ASE2025

Uncovering Prompt Elements: Cloning System Prompts from Behavioral Traces

Yi Qian, Fei Peng, Hao Wu, Ligeng Chen, Bing Mao

被引用 1 次

摘要

We introduce prompt cloning, a new black-box attack that reconstructs functionally equivalent system prompts rather than extracts original system prompts. Unlike prompt stealing, prompt cloning exploits the insight that system prompts leave persistent behavioral traces in outputs, even under strong alignment and prompt-level defenses. Our method decomposes system behavior into semantically interpretable elements, selectively elicits them through carefully designed queries, and aggregates representative traces to synthesize high-fidelity cloned prompts.
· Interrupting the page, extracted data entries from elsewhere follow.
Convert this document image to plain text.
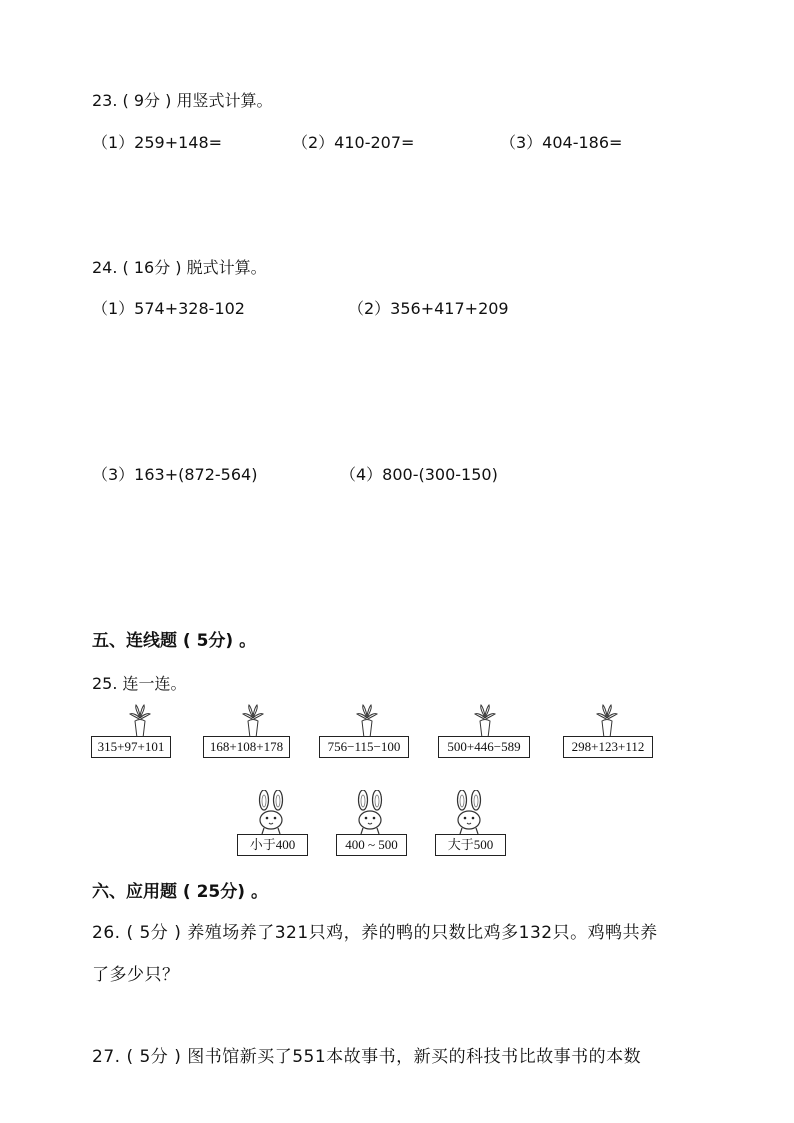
23. ( 9分 ) 用竖式计算。
（1）259+148=	（2）410-207=	（3）404-186=
24. ( 16分 ) 脱式计算。
（1）574+328-102	（2）356+417+209
（3）163+(872-564)	（4）800-(300-150)
五、连线题 ( 5分) 。
25. 连一连。
315+97+101	168+108+178	756−115−100	500+446−589	298+123+112
小于400	400 ~ 500	大于500
六、应用题 ( 25分) 。
26. ( 5分 ) 养殖场养了321只鸡，养的鸭的只数比鸡多132只。鸡鸭共养
了多少只？
27. ( 5分 ) 图书馆新买了551本故事书，新买的科技书比故事书的本数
Extensive evaluations show that cloned prompts replicate functional behavior with up to 85% semantic similarity, outperforming base LLMs by up to 8%, and even exceeding original system prompts when transferred to different back-end models. We also conduct a large-scale study on GitHub repositories, revealing that single-prompt architectures remain widespread in open-source LLM applications, reinforcing the real-world relevance of our threat model. Our findings reveal that prompt cloning enables unauthorized replication of confidential LLM behavior and underscore the urgent need for defenses that go beyond hiding prompt text.